First off, let me just say that my husband and I are completely guilty when it comes to vacations. But in our defense, we are both from different countries and visiting the in-laws is a necessary pleasure that we both indulge in.

Knowing that expensive vacations can set you back by one, two, or months is the key here. Once we realized this, we took steps to save money when we travel such as

  • travel hacking our plane tickets
  • travel hacking our hotel rooms
  • purchasing rental cars when they have special deals
  • traveling light so we don’t have to pay for extra luggage
  • going to countries where the dollar stretches further with the exchange rate
  • using public transportation instead of renting a car when feasible
  • not buying useless souvenirs
  • shopping at local groceries instead of eating out or eating out at cheap, delicious, local places
  • not buying clothes but bringing only clothes we need
  • having a family member drive us to the airport instead of parking our car there

The list goes on and I’m sure you can think of your own clever savings tips, too. We travel to Ireland every year. Here are some money-saving tips we have found.

Now, going on vacation is not evil. If you are trying to get out of debt, then going on vacation just might have to take a backseat to paying the bills. Think of it as a means to an end, which is obtaining the financial independence in order to always be on a vacation. Not taking vacations doesn’t have to be permanent.

10. Savings Account Instead of Investing

Using a savings account to hold your money instead of investing your money is a crucial mistake if you are looking to reach financial independence. (For the record, I’m not a licensed anything in finance, but have read my fair share of books, blogs, etc. to form a very strong opinion on this topic.) Let me give you a very real example of why.

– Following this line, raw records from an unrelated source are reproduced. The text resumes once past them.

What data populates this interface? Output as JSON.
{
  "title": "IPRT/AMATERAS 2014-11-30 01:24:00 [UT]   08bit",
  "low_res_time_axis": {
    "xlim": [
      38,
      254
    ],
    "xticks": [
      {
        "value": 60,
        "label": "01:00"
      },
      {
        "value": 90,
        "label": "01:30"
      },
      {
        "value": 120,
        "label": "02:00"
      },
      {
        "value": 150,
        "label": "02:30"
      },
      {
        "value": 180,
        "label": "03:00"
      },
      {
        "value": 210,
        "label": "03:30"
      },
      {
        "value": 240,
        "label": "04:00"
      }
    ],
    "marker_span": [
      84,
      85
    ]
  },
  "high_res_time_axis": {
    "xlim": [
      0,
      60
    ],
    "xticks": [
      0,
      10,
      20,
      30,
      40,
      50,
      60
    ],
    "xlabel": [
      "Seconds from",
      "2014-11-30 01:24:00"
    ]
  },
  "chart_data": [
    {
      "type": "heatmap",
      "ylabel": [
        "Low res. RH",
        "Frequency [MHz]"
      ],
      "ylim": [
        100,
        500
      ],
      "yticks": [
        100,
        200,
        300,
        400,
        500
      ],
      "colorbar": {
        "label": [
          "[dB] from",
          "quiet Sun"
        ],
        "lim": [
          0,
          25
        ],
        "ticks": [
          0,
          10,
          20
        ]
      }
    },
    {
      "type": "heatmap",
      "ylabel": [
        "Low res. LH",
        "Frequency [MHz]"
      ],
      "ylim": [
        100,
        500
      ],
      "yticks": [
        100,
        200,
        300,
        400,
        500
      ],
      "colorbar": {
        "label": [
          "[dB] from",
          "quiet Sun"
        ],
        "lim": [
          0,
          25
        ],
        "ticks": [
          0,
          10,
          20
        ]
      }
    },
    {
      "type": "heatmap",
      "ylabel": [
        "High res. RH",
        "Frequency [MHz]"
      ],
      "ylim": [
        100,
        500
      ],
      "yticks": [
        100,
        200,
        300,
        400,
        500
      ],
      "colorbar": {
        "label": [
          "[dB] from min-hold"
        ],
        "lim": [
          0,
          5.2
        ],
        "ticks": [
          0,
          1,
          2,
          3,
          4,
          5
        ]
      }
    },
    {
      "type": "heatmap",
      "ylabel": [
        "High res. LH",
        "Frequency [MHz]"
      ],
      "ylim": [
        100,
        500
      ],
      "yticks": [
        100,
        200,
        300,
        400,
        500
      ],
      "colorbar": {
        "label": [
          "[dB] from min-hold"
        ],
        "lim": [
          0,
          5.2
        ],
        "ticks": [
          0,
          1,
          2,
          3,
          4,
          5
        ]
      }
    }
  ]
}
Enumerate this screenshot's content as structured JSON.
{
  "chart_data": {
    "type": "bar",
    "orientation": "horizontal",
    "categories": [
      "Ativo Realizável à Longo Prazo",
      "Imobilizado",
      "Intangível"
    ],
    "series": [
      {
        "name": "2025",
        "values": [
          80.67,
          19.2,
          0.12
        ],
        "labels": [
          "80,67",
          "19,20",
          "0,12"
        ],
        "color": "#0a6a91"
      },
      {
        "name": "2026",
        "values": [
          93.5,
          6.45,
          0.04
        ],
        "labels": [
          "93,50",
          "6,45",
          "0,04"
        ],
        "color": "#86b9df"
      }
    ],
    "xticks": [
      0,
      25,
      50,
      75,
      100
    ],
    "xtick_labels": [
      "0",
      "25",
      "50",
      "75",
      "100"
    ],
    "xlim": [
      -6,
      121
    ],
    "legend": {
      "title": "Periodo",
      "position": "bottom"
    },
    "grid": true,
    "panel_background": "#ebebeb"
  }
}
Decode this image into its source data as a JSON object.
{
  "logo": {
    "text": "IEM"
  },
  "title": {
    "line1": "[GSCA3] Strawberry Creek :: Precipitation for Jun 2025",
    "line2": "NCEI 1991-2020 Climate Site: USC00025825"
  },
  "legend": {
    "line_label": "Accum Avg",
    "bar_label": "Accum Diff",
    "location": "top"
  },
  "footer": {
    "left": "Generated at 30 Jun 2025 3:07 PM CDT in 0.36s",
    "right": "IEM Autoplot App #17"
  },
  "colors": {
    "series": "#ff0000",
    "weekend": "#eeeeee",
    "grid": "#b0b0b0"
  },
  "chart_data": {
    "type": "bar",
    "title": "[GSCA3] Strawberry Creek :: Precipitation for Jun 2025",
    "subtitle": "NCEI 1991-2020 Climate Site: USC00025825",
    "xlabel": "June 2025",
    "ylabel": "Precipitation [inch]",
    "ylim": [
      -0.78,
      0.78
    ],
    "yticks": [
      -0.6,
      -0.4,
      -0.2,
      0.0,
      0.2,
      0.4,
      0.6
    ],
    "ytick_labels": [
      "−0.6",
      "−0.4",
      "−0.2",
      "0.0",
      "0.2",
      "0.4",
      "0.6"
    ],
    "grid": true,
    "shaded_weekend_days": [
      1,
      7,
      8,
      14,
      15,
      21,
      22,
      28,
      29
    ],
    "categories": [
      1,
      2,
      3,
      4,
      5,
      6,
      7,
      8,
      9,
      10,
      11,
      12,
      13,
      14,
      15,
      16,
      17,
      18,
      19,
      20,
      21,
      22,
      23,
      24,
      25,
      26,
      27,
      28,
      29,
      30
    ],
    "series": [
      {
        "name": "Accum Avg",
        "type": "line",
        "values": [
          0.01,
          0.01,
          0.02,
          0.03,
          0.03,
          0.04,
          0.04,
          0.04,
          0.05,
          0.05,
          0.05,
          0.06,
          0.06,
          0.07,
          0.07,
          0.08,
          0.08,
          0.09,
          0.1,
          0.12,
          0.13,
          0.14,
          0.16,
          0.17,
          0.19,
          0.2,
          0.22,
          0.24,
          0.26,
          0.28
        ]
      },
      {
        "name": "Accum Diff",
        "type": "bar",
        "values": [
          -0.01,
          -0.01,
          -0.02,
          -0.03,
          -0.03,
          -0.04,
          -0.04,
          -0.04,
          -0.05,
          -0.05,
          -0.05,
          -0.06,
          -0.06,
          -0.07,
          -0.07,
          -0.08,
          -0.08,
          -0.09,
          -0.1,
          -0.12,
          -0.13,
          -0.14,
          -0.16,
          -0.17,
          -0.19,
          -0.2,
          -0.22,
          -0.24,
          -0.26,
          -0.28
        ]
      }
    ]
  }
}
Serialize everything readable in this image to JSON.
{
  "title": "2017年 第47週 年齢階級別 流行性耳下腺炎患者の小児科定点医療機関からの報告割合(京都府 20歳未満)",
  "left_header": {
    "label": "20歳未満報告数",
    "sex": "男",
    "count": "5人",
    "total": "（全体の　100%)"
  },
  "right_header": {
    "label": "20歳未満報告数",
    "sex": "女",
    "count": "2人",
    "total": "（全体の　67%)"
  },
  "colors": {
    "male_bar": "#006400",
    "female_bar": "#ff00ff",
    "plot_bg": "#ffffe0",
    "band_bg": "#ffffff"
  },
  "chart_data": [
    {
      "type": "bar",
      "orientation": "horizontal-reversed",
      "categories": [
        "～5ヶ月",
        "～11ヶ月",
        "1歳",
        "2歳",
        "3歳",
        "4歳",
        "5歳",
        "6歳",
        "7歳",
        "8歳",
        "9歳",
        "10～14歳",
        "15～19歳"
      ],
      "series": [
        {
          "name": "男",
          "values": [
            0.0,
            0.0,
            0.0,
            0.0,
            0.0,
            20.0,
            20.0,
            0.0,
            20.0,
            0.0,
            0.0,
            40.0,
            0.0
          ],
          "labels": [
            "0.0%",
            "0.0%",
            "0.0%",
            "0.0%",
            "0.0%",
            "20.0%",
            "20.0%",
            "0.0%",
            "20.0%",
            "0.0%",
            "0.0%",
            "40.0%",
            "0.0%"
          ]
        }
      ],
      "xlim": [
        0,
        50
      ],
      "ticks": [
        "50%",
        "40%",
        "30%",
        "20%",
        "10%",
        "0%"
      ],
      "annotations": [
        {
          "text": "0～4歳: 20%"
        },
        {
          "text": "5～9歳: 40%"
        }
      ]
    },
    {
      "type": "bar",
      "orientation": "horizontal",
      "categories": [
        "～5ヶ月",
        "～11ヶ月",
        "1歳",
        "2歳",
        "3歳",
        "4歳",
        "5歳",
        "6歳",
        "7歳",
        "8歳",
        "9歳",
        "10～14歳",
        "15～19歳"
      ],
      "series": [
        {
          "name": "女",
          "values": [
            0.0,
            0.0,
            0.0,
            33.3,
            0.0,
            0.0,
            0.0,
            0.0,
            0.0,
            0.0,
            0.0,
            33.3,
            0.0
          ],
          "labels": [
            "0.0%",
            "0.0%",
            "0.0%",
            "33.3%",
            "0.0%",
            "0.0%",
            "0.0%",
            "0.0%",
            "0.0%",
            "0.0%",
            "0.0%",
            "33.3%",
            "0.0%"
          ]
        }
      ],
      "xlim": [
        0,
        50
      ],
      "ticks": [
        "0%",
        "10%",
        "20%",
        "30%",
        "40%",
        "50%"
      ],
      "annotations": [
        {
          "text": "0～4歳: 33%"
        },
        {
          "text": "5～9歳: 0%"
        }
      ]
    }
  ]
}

I have a savings account opened at a federal credit union in my town. I love my credit union. They are friendly and go out of their way to make me feel welcome and special. My savings account now earns 0.15% interest. Not even 1%. I just received my dividend payment on $1.92. Now let’s look at our Vanguard VTSAX account. It pays a dividend of 2%. This doesn’t seem like a lot, but really adds up over time. Our last dividend payment from Vanguard was over $289. Granted we have more invested in Vanguard, but as you can see it earns us more than a typical savings account.

Add into the mix the fact that you can earn money through capital gains with investing and then reinvest said capital gains. Sure there will be ups and downs with the stock market, but over the long run, if you stick to your guns and don’t panic, the compound interest you earn will help your investments grow faster. What better way to work towards F.I. than having your money work for you. Passive income is awesome. If you want to read more about the stock market and everything related in an easy to read and entertaining way then you really must check out jcollinsnh’s stock series. So amazingly helpful and a perfect read to put your mind at ease for new investors.

 

In order to move forward towards financial independence, you must take a step back and think about what is slowing you down from reaching this goal. What are your weaknesses or temptations? How can you get the ball rolling to change the way you spend and save money?